Eastern. Along Georgia and Virginia coasts, chief prey include fiddler crabs (Uca minax, U. pugnax, U. pugilator, Sesarma cinerea, S. reticulatum) and mole crabs (Emerita talpoida; Tomkins 1965, Howe 1982). One young Willet (approximately 1 wk old) ate small snail (Littorina irrorata; Tomkins 1965). Diet in Nova Scotia more diverse including Corophium volutator, gastropods, pelecypods, polychaetes, oligochaetes, amphipods, fish, and insects (Hansen 1979).

Quantitative Analysis

No information.

Generalist feeder. Detects prey by sight and touch. Employs wide repertoire of foraging techniques under different foraging conditions. In tidal lake, captures amphipods with scissoring motion on ebb tide, but feeds on tube worms with a stitching motion on flood tide (Douglas 1996). Not known to store food.
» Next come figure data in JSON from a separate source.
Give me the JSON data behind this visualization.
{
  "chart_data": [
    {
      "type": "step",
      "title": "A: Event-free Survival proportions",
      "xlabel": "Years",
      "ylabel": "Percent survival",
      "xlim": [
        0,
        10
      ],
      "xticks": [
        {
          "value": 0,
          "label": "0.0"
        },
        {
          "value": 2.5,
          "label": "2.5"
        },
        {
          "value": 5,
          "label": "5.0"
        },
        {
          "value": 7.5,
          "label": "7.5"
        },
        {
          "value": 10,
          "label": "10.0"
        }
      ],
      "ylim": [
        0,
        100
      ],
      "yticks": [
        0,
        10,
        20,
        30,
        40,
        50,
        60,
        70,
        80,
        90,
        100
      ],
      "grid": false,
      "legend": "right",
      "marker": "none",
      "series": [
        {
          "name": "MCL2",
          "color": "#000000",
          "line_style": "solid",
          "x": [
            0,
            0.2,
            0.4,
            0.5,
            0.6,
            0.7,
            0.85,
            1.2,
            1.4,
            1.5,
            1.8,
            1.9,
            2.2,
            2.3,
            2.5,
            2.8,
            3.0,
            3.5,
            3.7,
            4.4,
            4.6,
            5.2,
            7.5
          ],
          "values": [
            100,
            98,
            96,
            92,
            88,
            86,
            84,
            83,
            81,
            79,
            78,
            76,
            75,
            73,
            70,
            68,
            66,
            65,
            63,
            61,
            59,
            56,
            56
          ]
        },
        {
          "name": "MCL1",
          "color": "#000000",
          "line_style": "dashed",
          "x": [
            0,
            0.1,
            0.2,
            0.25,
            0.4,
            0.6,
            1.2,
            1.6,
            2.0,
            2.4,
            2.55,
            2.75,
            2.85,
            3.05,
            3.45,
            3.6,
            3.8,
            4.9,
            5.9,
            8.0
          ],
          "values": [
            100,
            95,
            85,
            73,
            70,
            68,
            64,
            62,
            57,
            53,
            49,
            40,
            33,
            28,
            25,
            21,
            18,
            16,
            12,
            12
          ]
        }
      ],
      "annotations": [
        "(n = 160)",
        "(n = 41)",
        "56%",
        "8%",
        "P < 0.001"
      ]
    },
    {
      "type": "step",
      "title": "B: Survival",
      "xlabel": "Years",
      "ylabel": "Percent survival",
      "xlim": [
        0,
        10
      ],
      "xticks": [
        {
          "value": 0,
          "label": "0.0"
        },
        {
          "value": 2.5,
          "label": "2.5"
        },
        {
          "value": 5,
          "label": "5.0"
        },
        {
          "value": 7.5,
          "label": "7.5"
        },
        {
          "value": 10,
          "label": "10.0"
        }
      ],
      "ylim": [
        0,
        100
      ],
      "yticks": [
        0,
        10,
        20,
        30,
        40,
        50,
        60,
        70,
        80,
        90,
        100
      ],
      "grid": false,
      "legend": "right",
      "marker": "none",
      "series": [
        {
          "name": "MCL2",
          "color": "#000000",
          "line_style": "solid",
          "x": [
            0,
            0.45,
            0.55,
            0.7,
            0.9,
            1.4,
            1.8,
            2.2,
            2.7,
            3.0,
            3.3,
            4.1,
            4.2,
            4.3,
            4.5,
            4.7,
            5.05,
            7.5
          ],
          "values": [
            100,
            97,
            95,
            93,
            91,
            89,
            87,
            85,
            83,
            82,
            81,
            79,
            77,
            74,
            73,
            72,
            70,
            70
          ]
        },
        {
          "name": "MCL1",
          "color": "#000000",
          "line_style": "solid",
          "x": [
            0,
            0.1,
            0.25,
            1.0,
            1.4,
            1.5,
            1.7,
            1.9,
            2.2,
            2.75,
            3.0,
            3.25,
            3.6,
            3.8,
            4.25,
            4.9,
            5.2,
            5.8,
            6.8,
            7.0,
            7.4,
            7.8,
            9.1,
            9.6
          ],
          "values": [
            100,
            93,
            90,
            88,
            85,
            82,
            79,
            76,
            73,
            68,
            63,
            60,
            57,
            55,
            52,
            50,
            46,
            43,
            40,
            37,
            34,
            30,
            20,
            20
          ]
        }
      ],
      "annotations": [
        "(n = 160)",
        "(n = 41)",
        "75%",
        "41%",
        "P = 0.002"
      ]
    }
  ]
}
Forages both day and night (Stenzel et al. 1976, Robert et al. 1989, McNeil et al. 1990). At Bolinas Lagoon, CA, feeds at night during winter (Nov–Feb; wet season) but not during fall (Jul–Oct; dry season; Stenzel et al. 1976). At Chacopata Lagoon, Venezuela, more Willets forage during darkness than during daylight in autumn; equal propor-tions forage day and night during winter and spring, but more birds feed during both day and night when accumulating fat for spring migration; these seasonal changes in foraging behavior mirror seasonal changes in fat content (r = 0.690, p < 0.05, n = 7; Rompré and McNeil 1994).
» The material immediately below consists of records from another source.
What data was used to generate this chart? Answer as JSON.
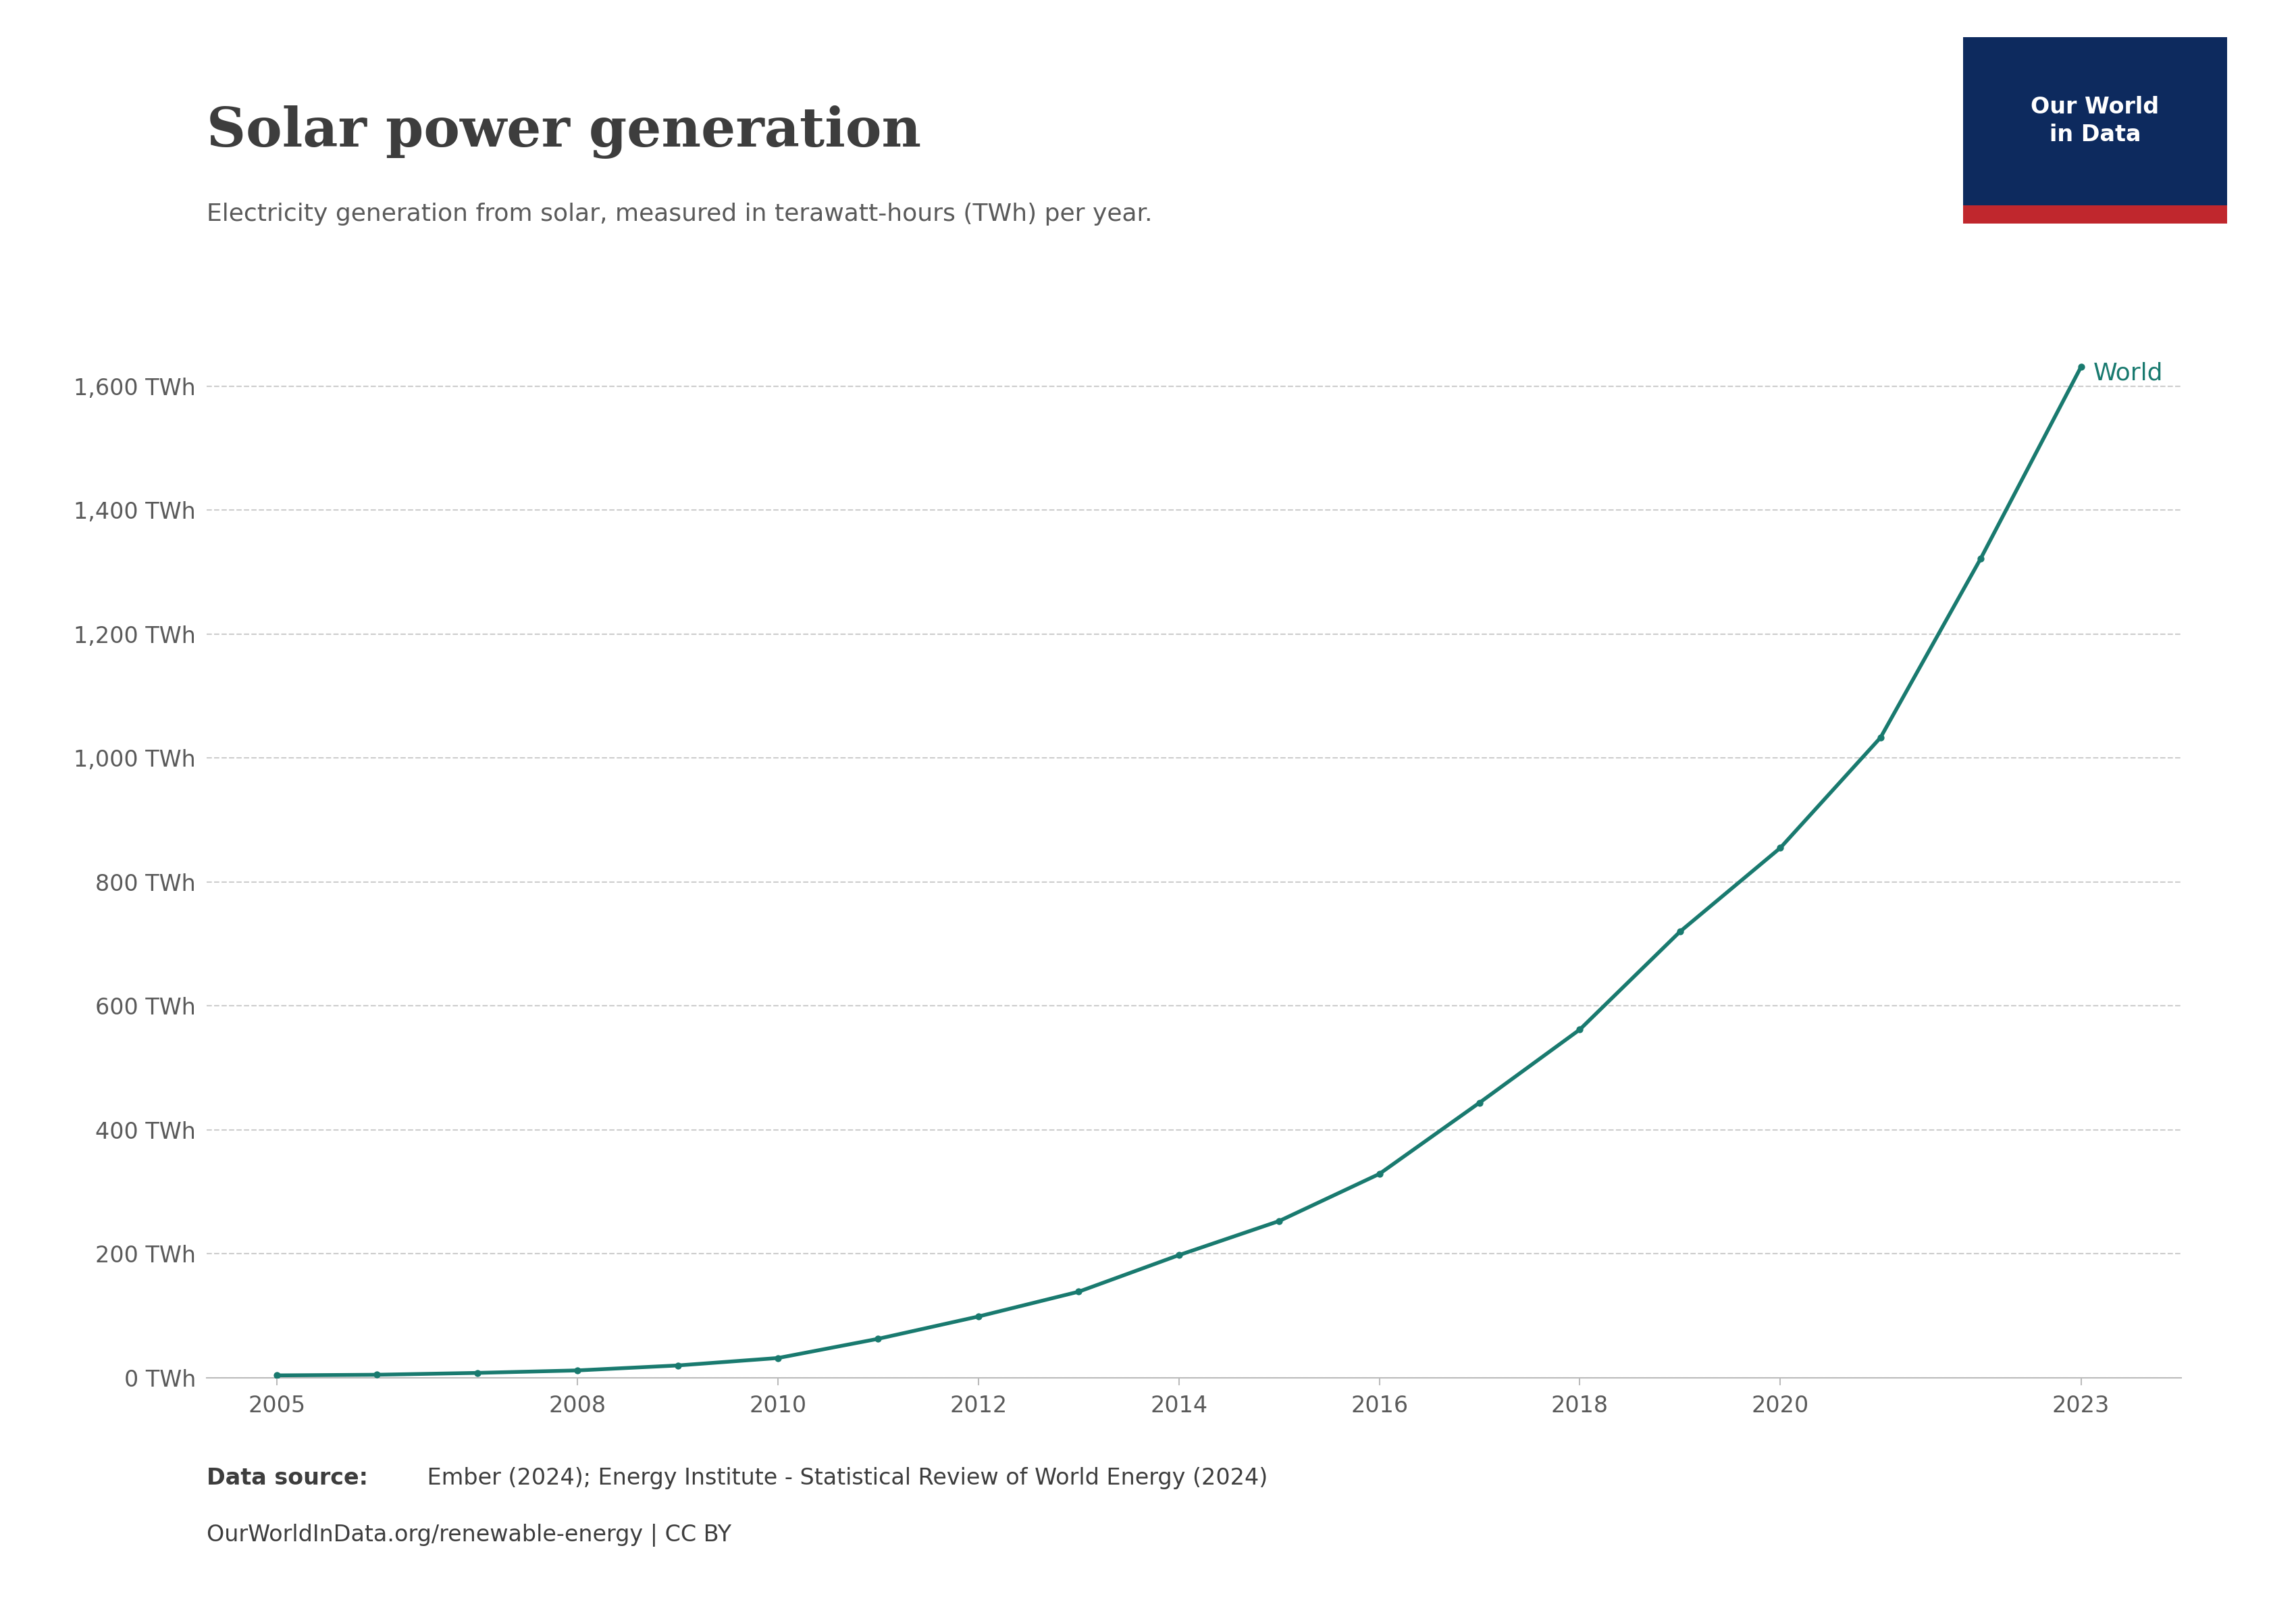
{
  "title": "Solar power generation",
  "subtitle": "Electricity generation from solar, measured in terawatt-hours (TWh) per year.",
  "years": [
    2005,
    2006,
    2007,
    2008,
    2009,
    2010,
    2011,
    2012,
    2013,
    2014,
    2015,
    2016,
    2017,
    2018,
    2019,
    2020,
    2021,
    2022,
    2023
  ],
  "values": [
    4,
    5,
    8,
    12,
    20,
    32,
    63,
    99,
    139,
    198,
    253,
    329,
    444,
    562,
    720,
    855,
    1033,
    1322,
    1631
  ],
  "line_color": "#197A6F",
  "marker_color": "#197A6F",
  "background_color": "#ffffff",
  "title_color": "#3d3d3d",
  "subtitle_color": "#5a5a5a",
  "tick_color": "#5a5a5a",
  "grid_color": "#c8c8c8",
  "label_color": "#197A6F",
  "ylim": [
    0,
    1700
  ],
  "yticks": [
    0,
    200,
    400,
    600,
    800,
    1000,
    1200,
    1400,
    1600
  ],
  "ytick_labels": [
    "0 TWh",
    "200 TWh",
    "400 TWh",
    "600 TWh",
    "800 TWh",
    "1,000 TWh",
    "1,200 TWh",
    "1,400 TWh",
    "1,600 TWh"
  ],
  "xticks": [
    2005,
    2008,
    2010,
    2012,
    2014,
    2016,
    2018,
    2020,
    2023
  ],
  "xlim": [
    2004.3,
    2024.0
  ],
  "series_label": "World",
  "footer_bold": "Data source:",
  "footer_normal": " Ember (2024); Energy Institute - Statistical Review of World Energy (2024)",
  "footer_url": "OurWorldInData.org/renewable-energy | CC BY",
  "owid_box_color": "#0d2a5e",
  "owid_bar_color": "#c0272d",
  "owid_text": "Our World\nin Data"
}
Young chicks appear substantially homoiothermic from day of hatching (Tomkins 1965), but see Breeding: parental care, below.

Known to cast pellets (Tomkins 1965, Stenzel et al. 1976, Below 1979). Willet’s behavior when doing so resembles retching actions of regurgitation, lasting 12–25 min, with fluid dripping from bill and flicking bill sideways (Below 1979).